Bagi Trump, ini adalah tipuan “kolusi Rusia”; tuduhan hukum palsu di tingkat kota, negara bagian, dan federal; serangan retoris dan hukum terhadap istri dan anak-anaknya; upaya untuk menghancurkan usahanya; secara keliru menyamakan dia dengan monster diktator; dan yang terburuk, dua upaya pembunuhan (satu di antaranya dia ditembak) mungkin diilhami oleh tuduhan-tuduhan yang dipicu oleh kebencian. Bagi Kennedy, hal ini merupakan fitnah tanpa henti dari mesin Partai Demokrat; sabotase kampanye pemilihan pendahuluan Partai Demokrat; dan calon pembunuh bersenjata yang dicegat pada acara kampanyenya dan di kediamannya. Bagi Musk, karena ia berani membeli twitter, mengganti namanya menjadi “X” dan menolak menyensor suara-suara yang ingin disensor atau dilarang oleh kelompok sayap kiri, ia harus menghadapi serangan tanpa henti dari Deep State, media liberal, dan Partai Demokrat. Berpesta. Lebih dari itu, ada pula yang mencoba melumpuhkan bisnisnya sambil mengancam akan menangkapnya.
Meskipun serangan-serangan ini semakin menguatkan ketiga pria tersebut untuk memperjuangkan kebebasan lebih keras lagi, mereka membutuhkan bantuan. Seperti tahun 1776, ada banyak miliarder konservatif, Republik, dan berbasis agama yang memilih untuk duduk di pinggir lapangan atau bersembunyi di balik bayang-bayang sementara Trump, Kennedy, Musk, dan banyak orang Amerika yang memiliki sedikit atau tanpa uang, ikut serta dalam hal tersebut. arena Teddy Roosevelt membuat pidato “Man in the Arena” tahun 1910 menjadi terkenal.

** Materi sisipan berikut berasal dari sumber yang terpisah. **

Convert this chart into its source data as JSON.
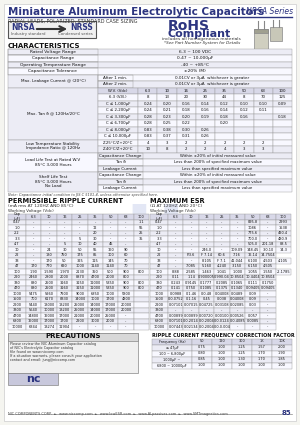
{
  "title": "Miniature Aluminum Electrolytic Capacitors",
  "series": "NRSA Series",
  "header_color": "#2d3580",
  "subtitle": "RADIAL LEADS, POLARIZED, STANDARD CASE SIZING",
  "bg_color": "#f5f5f0"
}
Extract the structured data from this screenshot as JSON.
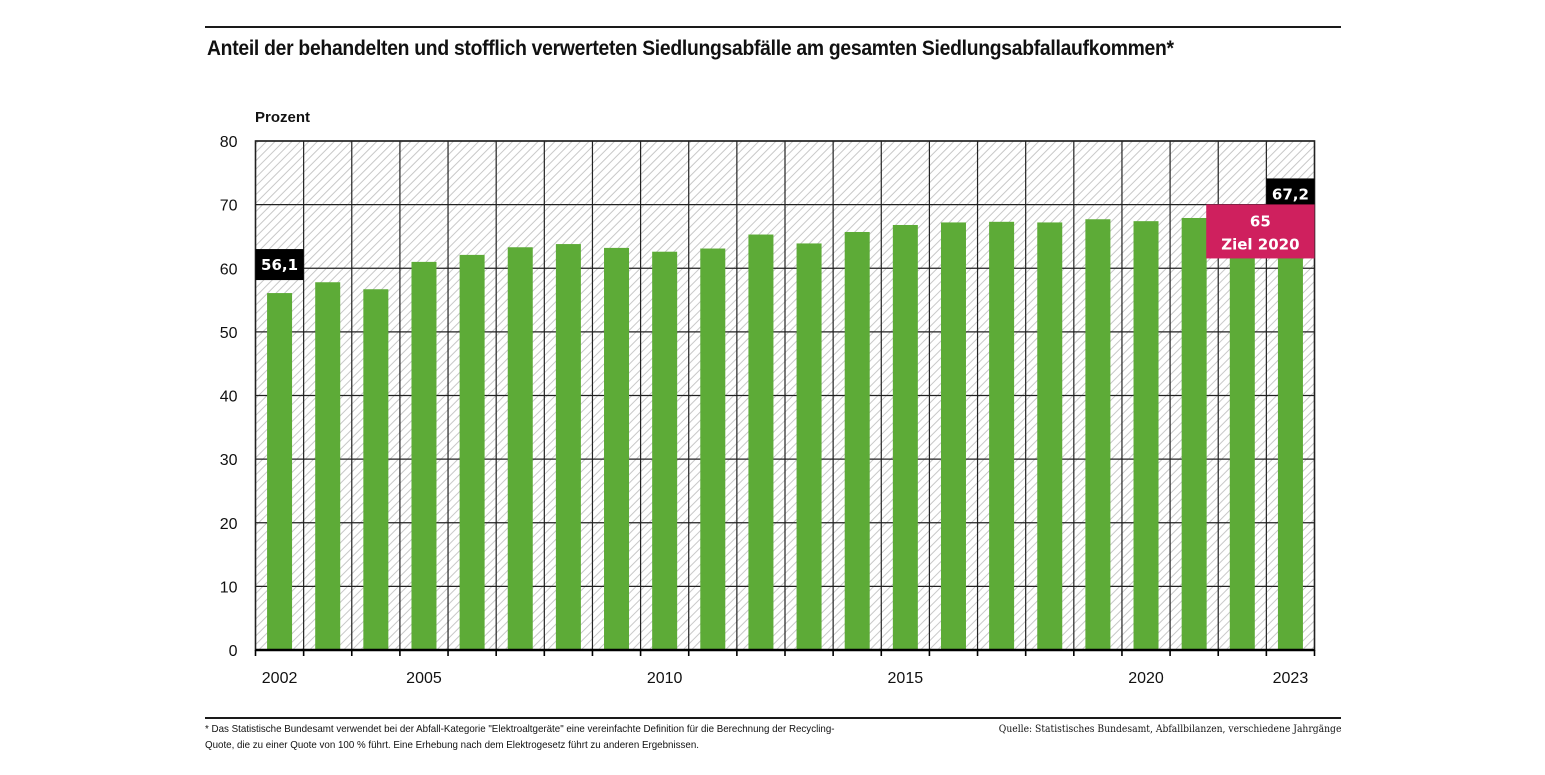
{
  "title": "Anteil der behandelten und stofflich verwerteten Siedlungsabfälle am gesamten Siedlungsabfallaufkommen*",
  "footnote": "* Das Statistische Bundesamt verwendet bei der Abfall-Kategorie \"Elektroaltgeräte\" eine vereinfachte Definition für die Berechnung der Recycling-Quote, die zu einer Quote von 100 % führt. Eine Erhebung nach dem Elektrogesetz führt zu anderen Ergebnissen.",
  "source": "Quelle: Statistisches Bundesamt, Abfallbilanzen, verschiedene Jahrgänge",
  "colors": {
    "bar": "#5dab37",
    "target_box": "#cf205e",
    "label_box": "#000000",
    "grid": "#222222",
    "hatch": "#c8c8c8"
  },
  "chart_data": {
    "type": "bar",
    "title": "Anteil der behandelten und stofflich verwerteten Siedlungsabfälle am gesamten Siedlungsabfallaufkommen*",
    "xlabel": "",
    "ylabel": "Prozent",
    "ylim": [
      0,
      80
    ],
    "yticks": [
      0,
      10,
      20,
      30,
      40,
      50,
      60,
      70,
      80
    ],
    "categories": [
      "2002",
      "2003",
      "2004",
      "2005",
      "2006",
      "2007",
      "2008",
      "2009",
      "2010",
      "2011",
      "2012",
      "2013",
      "2014",
      "2015",
      "2016",
      "2017",
      "2018",
      "2019",
      "2020",
      "2021",
      "2022",
      "2023"
    ],
    "xtick_labels": {
      "2002": "2002",
      "2005": "2005",
      "2010": "2010",
      "2015": "2015",
      "2020": "2020",
      "2023": "2023"
    },
    "values": [
      56.1,
      57.8,
      56.7,
      61.0,
      62.1,
      63.3,
      63.8,
      63.2,
      62.6,
      63.1,
      65.3,
      63.9,
      65.7,
      66.8,
      67.2,
      67.3,
      67.2,
      67.7,
      67.4,
      67.9,
      67.8,
      67.2
    ],
    "data_labels": [
      {
        "category": "2002",
        "text": "56,1"
      },
      {
        "category": "2023",
        "text": "67,2"
      }
    ],
    "annotations": [
      {
        "type": "target",
        "value": 65,
        "line1": "65",
        "line2": "Ziel 2020"
      }
    ],
    "grid": true,
    "background": "hatched"
  }
}
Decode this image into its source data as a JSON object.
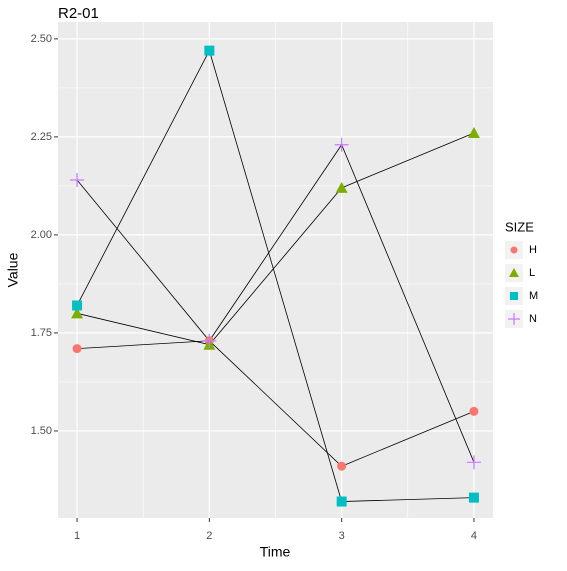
{
  "chart_data": {
    "type": "line",
    "title": "R2-01",
    "x_label": "Time",
    "y_label": "Value",
    "x": [
      1,
      2,
      3,
      4
    ],
    "xlim": [
      0.856,
      4.144
    ],
    "xticks": [
      1,
      2,
      3,
      4
    ],
    "ylim": [
      1.278,
      2.543
    ],
    "yticks": [
      1.5,
      1.75,
      2.0,
      2.25,
      2.5
    ],
    "grid": true,
    "legend_title": "SIZE",
    "legend_position": "right",
    "line_color": "#000000",
    "series": [
      {
        "name": "H",
        "color": "#F8766D",
        "shape": "circle",
        "values": [
          1.71,
          1.73,
          1.41,
          1.55
        ]
      },
      {
        "name": "L",
        "color": "#7CAE00",
        "shape": "triangle",
        "values": [
          1.8,
          1.72,
          2.12,
          2.26
        ]
      },
      {
        "name": "M",
        "color": "#00BFC4",
        "shape": "square",
        "values": [
          1.82,
          2.47,
          1.32,
          1.33
        ]
      },
      {
        "name": "N",
        "color": "#C77CFF",
        "shape": "plus",
        "values": [
          2.14,
          1.73,
          2.23,
          1.42
        ]
      }
    ]
  }
}
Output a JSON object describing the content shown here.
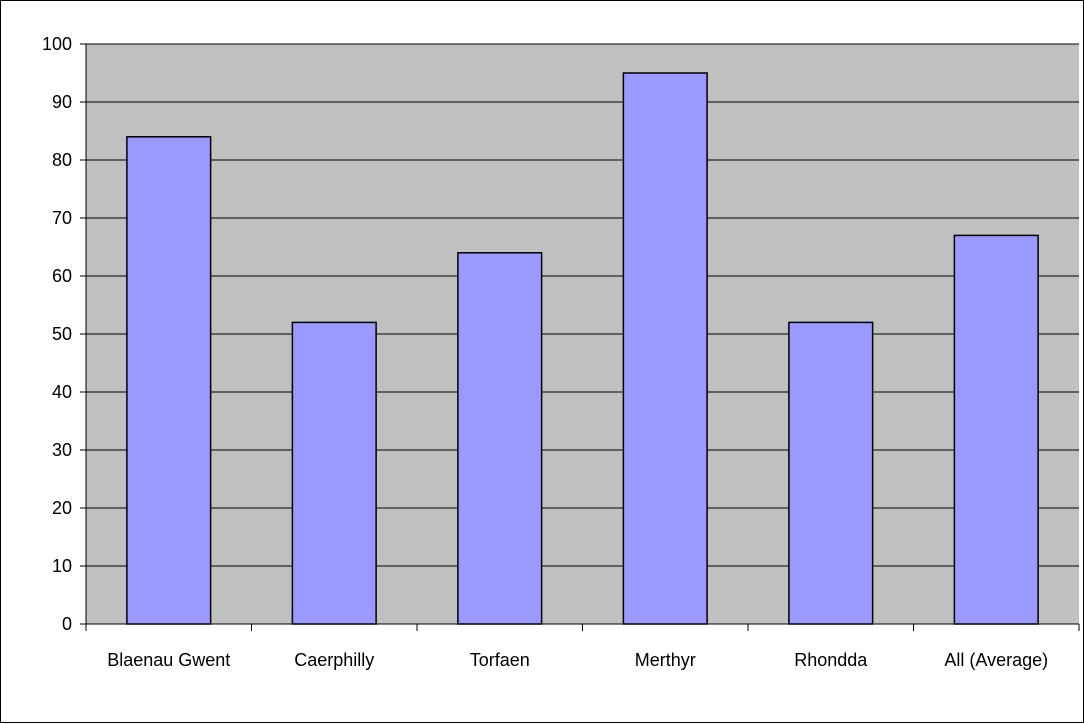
{
  "colors": {
    "plot_background": "#c0c0c0",
    "bar_fill": "#9999ff",
    "bar_stroke": "#000000",
    "gridline": "#000000",
    "axis": "#000000"
  },
  "chart_data": {
    "type": "bar",
    "categories": [
      "Blaenau Gwent",
      "Caerphilly",
      "Torfaen",
      "Merthyr",
      "Rhondda",
      "All (Average)"
    ],
    "values": [
      84,
      52,
      64,
      95,
      52,
      67
    ],
    "title": "",
    "xlabel": "",
    "ylabel": "",
    "ylim": [
      0,
      100
    ],
    "yticks": [
      0,
      10,
      20,
      30,
      40,
      50,
      60,
      70,
      80,
      90,
      100
    ],
    "grid": true,
    "legend": "none"
  }
}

Roosevelt antara lain menekankan: “Bukan kritikus yang penting: bukan orang yang menunjukkan bagaimana orang kuat tersandung atau di mana pelaku perbuatan bisa berbuat lebih baik. Penghargaan itu milik orang yang sebenarnya ada di arena…”
Sayangnya, terlalu banyak anggota Partai Republik, konservatif, independen, dan orang-orang beriman yang puas hanya duduk di tribun dan meremas-remas tangan sambil mengkritik segelintir orang seperti Trump, Kennedy, dan Musk yang berani terjun ke arena untuk memperjuangkan hak-hak mereka. semua hak kami.
Mayoritas rakyat Amerika benar-benar sudah bosan dengan narasi kelompok sayap kiri yang terbangun, sosialis, memecah belah, dan didorong oleh kemarahan. Terima kasih kepada para patriot seperti Trump, Kennedy, dan Musk yang membuka mata jutaan orang di negara ini – dan di seluruh dunia – kita mungkin berada di titik puncak penataan kembali politik dan ideologi yang “revolusioner”. Sebuah penataan kembali yang mungkin bisa menyelamatkan bangsa kita dan dunia.
Namun untuk mencapai tujuan tersebut, orang-orang seperti Trump, Kennedy, dan Musk akan membutuhkan lebih banyak bantuan dan sumber daya. Itu ada di luar sana. Laki-laki dan perempuan yang mengendalikan sumber daya tersebut hanya perlu berhenti sejenak untuk bercermin dan bertanya pada diri mereka sendiri dua pertanyaan ini: “Jika bukan saya, siapa? Jika tidak sekarang, kapan lagi?”
Jika mereka menjawab “saya” dan “sekarang,” maka mereka hanya perlu terjun ke arena tersebut untuk meringankan beban Trump, Kennedy, Musk, dan semua orang Amerika yang memperjuangkan kebebasan dan hak-hak mereka.
Douglas MacKinnon adalah mantan pejabat Gedung Putih dan Pentagon serta penulis buku: The 56 – Liberty Lessons dari mereka yang mempertaruhkan segalanya untuk menandatangani Deklarasi Kemerdekaan.